How has life and work been for a travel photographer whilst navigating the COVID-19 pandemic?
JB: The honest answer is that it ground it to a complete halt. But I’m a positive person and in a way I had prepared for this situation – although obviously not for a pandemic! There will be a recession, or terrorist attacks, or tsunamis – it had seemed to me that my working world was an unstable environment anyway. There are always things that were going to affect me, so I tried to pre-empt when something goes wrong that I am in a place to continue working. I actually think that I’m now in a better place career wise coming out of the pandemic than I was going into it. I started to diversify into things that I hadn’t pursued before when I was busy and adapting what I do into courses and training. I have also spent so much time networking that I never had the time for when I was on the road. I tried to use the time to get ahead and have been working throughout the pandemic. The opportunity for extra family time has also been a complete blessing.
What’s next for the future? Where would you travel to that you haven’t had the chance to yet (home or away!)?

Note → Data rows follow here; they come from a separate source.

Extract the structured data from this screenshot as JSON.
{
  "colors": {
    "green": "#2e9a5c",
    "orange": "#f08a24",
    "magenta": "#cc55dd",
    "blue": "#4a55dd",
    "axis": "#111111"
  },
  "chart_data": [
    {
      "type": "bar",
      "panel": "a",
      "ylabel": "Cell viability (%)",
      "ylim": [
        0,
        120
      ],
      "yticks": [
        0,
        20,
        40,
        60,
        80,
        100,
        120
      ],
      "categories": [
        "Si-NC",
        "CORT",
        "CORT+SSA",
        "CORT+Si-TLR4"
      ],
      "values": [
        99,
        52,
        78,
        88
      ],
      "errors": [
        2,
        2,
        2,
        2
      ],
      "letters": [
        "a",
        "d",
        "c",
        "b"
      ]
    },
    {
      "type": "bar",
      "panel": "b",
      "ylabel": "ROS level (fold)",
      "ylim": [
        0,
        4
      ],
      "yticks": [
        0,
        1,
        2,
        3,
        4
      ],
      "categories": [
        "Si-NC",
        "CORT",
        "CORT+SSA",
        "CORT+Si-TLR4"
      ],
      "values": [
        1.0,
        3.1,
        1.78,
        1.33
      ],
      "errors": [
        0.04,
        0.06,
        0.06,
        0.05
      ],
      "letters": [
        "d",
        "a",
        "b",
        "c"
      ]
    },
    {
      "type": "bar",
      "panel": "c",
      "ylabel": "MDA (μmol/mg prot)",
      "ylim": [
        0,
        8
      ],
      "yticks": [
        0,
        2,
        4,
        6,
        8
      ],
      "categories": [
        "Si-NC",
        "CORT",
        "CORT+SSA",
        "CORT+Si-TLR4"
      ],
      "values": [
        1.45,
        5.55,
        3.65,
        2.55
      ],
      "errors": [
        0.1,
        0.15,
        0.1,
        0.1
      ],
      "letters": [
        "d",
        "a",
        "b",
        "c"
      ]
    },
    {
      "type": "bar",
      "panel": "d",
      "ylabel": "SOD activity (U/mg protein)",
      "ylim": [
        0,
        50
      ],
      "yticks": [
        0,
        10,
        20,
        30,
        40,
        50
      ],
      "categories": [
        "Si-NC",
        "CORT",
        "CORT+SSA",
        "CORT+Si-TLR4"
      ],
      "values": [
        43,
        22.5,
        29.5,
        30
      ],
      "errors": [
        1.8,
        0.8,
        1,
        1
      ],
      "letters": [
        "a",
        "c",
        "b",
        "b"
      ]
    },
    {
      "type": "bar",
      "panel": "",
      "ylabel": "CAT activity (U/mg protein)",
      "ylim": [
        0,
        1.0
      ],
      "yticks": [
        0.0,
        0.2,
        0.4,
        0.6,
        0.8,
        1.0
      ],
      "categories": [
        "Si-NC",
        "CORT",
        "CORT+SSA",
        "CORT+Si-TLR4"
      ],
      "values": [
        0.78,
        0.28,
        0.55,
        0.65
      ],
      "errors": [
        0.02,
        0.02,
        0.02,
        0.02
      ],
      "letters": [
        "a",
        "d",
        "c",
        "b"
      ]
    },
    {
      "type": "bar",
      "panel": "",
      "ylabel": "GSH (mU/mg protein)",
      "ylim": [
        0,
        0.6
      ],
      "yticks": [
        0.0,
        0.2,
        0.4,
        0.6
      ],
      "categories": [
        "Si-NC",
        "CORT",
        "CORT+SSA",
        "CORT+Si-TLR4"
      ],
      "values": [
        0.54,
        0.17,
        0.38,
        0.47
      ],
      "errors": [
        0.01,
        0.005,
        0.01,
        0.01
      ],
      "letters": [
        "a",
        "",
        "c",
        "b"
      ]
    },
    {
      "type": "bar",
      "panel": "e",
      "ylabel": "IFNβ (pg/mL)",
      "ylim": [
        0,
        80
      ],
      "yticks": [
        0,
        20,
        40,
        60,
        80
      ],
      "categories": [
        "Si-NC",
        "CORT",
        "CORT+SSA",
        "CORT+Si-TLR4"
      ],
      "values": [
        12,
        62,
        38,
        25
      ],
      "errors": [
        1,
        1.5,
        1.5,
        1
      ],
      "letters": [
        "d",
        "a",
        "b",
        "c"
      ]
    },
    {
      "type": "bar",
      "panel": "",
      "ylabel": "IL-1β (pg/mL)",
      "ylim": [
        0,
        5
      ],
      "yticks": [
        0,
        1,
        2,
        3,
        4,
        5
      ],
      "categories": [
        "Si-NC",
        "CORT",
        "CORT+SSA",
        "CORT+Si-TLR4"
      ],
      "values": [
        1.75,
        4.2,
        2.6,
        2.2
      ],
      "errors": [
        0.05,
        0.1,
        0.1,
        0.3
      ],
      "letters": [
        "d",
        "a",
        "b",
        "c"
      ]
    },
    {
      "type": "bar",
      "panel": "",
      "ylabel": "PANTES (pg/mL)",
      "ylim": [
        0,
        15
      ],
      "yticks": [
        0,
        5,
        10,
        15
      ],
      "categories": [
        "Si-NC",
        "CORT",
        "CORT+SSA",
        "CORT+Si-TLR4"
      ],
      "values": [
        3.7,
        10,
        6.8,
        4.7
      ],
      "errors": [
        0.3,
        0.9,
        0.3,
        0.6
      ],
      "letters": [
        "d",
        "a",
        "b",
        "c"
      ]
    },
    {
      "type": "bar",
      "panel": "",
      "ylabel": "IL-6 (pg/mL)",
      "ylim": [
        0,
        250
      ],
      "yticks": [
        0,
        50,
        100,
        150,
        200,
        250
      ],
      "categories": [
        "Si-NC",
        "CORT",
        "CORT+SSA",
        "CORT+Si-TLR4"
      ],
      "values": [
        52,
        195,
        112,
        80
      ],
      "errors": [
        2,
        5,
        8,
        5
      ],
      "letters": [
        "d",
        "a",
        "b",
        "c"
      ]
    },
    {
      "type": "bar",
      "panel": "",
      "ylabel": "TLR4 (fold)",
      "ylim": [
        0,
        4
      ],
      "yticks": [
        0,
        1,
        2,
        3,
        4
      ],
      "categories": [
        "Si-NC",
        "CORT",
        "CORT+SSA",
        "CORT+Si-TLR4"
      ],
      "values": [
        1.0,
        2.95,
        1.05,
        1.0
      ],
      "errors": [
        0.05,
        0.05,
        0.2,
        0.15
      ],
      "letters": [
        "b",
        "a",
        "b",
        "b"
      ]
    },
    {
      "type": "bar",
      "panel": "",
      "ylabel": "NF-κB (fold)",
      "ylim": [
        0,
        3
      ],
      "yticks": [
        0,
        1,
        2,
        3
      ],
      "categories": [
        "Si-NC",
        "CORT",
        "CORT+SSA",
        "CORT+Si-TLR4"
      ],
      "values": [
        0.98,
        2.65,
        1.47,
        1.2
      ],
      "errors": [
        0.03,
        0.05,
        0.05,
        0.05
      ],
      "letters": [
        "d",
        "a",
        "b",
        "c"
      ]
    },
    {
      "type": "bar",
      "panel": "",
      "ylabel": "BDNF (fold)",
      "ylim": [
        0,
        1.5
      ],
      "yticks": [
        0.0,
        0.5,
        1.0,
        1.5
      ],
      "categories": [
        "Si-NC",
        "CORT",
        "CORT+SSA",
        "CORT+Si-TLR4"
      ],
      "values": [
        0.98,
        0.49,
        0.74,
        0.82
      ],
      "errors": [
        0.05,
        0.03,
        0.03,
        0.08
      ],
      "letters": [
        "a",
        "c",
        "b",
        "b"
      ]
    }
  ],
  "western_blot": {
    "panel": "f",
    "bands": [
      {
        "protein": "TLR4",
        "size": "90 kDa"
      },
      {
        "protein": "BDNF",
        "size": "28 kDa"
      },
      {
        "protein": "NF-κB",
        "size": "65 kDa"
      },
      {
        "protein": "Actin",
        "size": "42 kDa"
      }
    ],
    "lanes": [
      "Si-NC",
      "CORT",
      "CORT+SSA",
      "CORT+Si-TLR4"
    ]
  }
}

JB: I’ve got lots although of course whether any of them will get to happen is another matter! I do a lot of work with Cruise America that may still happen this autumn, and some potential work in the US lined up with National Geographic Traveller. The second issue of JRNY will surely be keeping me busy, whilst Kyrgyzstan is very much also on my list. Every 18 months I try to do a few trips for myself that tell photo essays that I find important that I will then pitch.
The sooner we can start to travel, I will be resuming that kind of work – hopefully in Madeira, and Greenland.
HOW I GOT THIS PHOTO
New York
“The LOVE sign on sixth avenue is very busy and over photographed. I knew I wanted to capture something unique and without the crowds. So, I returned very late one night and stayed until the wee hours of the morning waiting for that perfect moment when nobody was walking across the frame. The long exposure allowed me to add another dimension to the image by blurring out the traffic and instead just recording the light trails. These also acted to soften the harsh background. I like the way the light trails add a sense of presences and urgency to the image whilst remaining calm in the foreground.”